Si parla di tradizione ma il giro d’affari del Prosecco italiano è di tutto rispetto, si sbaglia a sostenere che è una realtà più che affermata?
“In Italia il Prosecco è lo spumante più esportato in assoluto, unico vero competitore dello Champagne francese e del Cava spagnolo. Negli ultimi 37 anni parlando solo del Prosecco doc, con le uve delle nostre colline più ripide che garantiscono una qualità superiore, siamo passati da cinque milioni di bottiglie a 45 milioni. Se poi sommiamo anche il Prosecco non doc con l’uva della pianura, dobbiamo aggiungere altre 100 milioni di bottiglie”.

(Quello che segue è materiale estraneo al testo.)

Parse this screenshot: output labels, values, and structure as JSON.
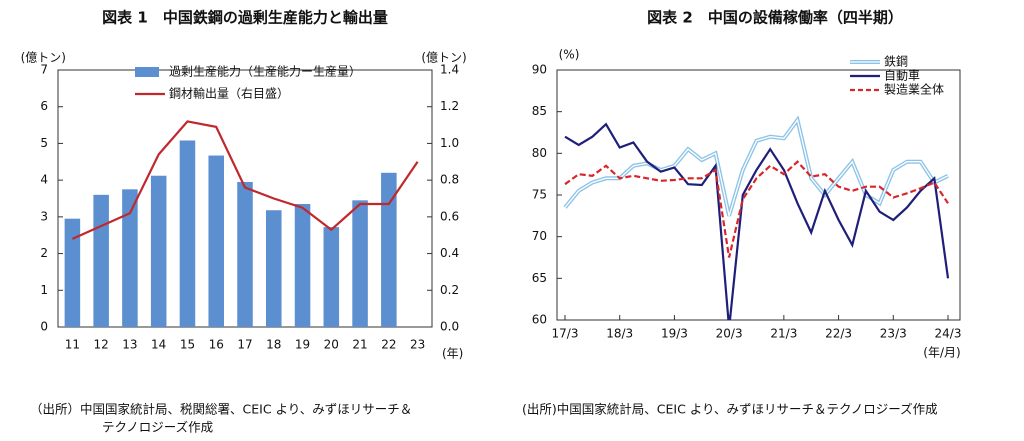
{
  "chart_data": [
    {
      "type": "combo",
      "title": "図表 1　中国鉄鋼の過剰生産能力と輸出量",
      "y_label": "(億トン)",
      "y2_label": "(億トン)",
      "x_label": "(年)",
      "categories": [
        "11",
        "12",
        "13",
        "14",
        "15",
        "16",
        "17",
        "18",
        "19",
        "20",
        "21",
        "22",
        "23"
      ],
      "series": [
        {
          "name": "過剰生産能力（生産能力ー生産量）",
          "type": "bar",
          "color": "#5b8fd0",
          "values": [
            2.95,
            3.6,
            3.75,
            4.12,
            5.08,
            4.67,
            3.95,
            3.18,
            3.35,
            2.72,
            3.45,
            4.2,
            null
          ]
        },
        {
          "name": "鋼材輸出量（右目盛）",
          "type": "line",
          "axis": "y2",
          "color": "#c0282d",
          "values": [
            0.48,
            0.55,
            0.62,
            0.94,
            1.12,
            1.09,
            0.76,
            0.7,
            0.65,
            0.53,
            0.67,
            0.67,
            0.9
          ]
        }
      ],
      "ylim": [
        0,
        7
      ],
      "yticks": [
        0,
        1,
        2,
        3,
        4,
        5,
        6,
        7
      ],
      "y2lim": [
        0,
        1.4
      ],
      "y2ticks": [
        {
          "value": 0,
          "label": "0.0"
        },
        0.2,
        0.4,
        0.6,
        0.8,
        {
          "value": 1,
          "label": "1.0"
        },
        1.2,
        1.4
      ],
      "source": [
        "（出所）中国国家統計局、税関総署、CEIC より、みずほリサーチ＆",
        "テクノロジーズ作成"
      ]
    },
    {
      "type": "line",
      "title": "図表 2　中国の設備稼働率（四半期）",
      "y_label": "(%)",
      "x_label": "(年/月)",
      "categories": [
        "17/3",
        null,
        null,
        null,
        "18/3",
        null,
        null,
        null,
        "19/3",
        null,
        null,
        null,
        "20/3",
        null,
        null,
        null,
        "21/3",
        null,
        null,
        null,
        "22/3",
        null,
        null,
        null,
        "23/3",
        null,
        null,
        null,
        "24/3"
      ],
      "series": [
        {
          "name": "鉄鋼",
          "color": "#8cc4e8",
          "style": "double",
          "values": [
            73.5,
            75.5,
            76.5,
            77,
            77,
            78.5,
            78.8,
            78,
            78.5,
            80.5,
            79.2,
            80,
            72.5,
            78,
            81.5,
            82,
            81.8,
            84,
            77,
            75,
            77,
            79,
            75,
            74,
            78,
            79,
            79,
            76.5,
            77.3
          ]
        },
        {
          "name": "自動車",
          "color": "#1f1f7a",
          "style": "solid",
          "values": [
            82,
            81,
            82,
            83.5,
            80.7,
            81.3,
            79,
            77.8,
            78.3,
            76.3,
            76.2,
            78.5,
            59,
            75,
            78,
            80.5,
            78,
            74,
            70.5,
            75.5,
            72,
            69,
            75.5,
            73,
            72,
            73.5,
            75.5,
            77,
            65
          ]
        },
        {
          "name": "製造業全体",
          "color": "#d9262a",
          "style": "dashed",
          "values": [
            76.3,
            77.5,
            77.3,
            78.5,
            77,
            77.3,
            77,
            76.7,
            76.8,
            77,
            77,
            78,
            67.5,
            74.5,
            77,
            78.5,
            77.5,
            79,
            77.2,
            77.5,
            76,
            75.5,
            76,
            76,
            74.7,
            75.2,
            75.8,
            76.5,
            74
          ]
        }
      ],
      "ylim": [
        60,
        90
      ],
      "yticks": [
        60,
        65,
        70,
        75,
        80,
        85,
        90
      ],
      "source": [
        "(出所)中国国家統計局、CEIC より、みずほリサーチ＆テクノロジーズ作成"
      ]
    }
  ]
}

Quante restano in Italia e quante prendono la strada del confine?
“Sul totale del Prosecco doc il 35% viene esportato, il 7% negli Usa il resto sul mercato europeo ed una piccola parte in oriente. Il trend di crescita è così elevato che, da qui a dieci anni, potrebbe diventare uno degli spumanti più bevuti sul pianeta”.
Che impatto occupazionale ha questa performance?
“I produttori impegnati sono 150, 3.500 sono le aziende agricole coinvolte con oltre 10 mila dipendenti”.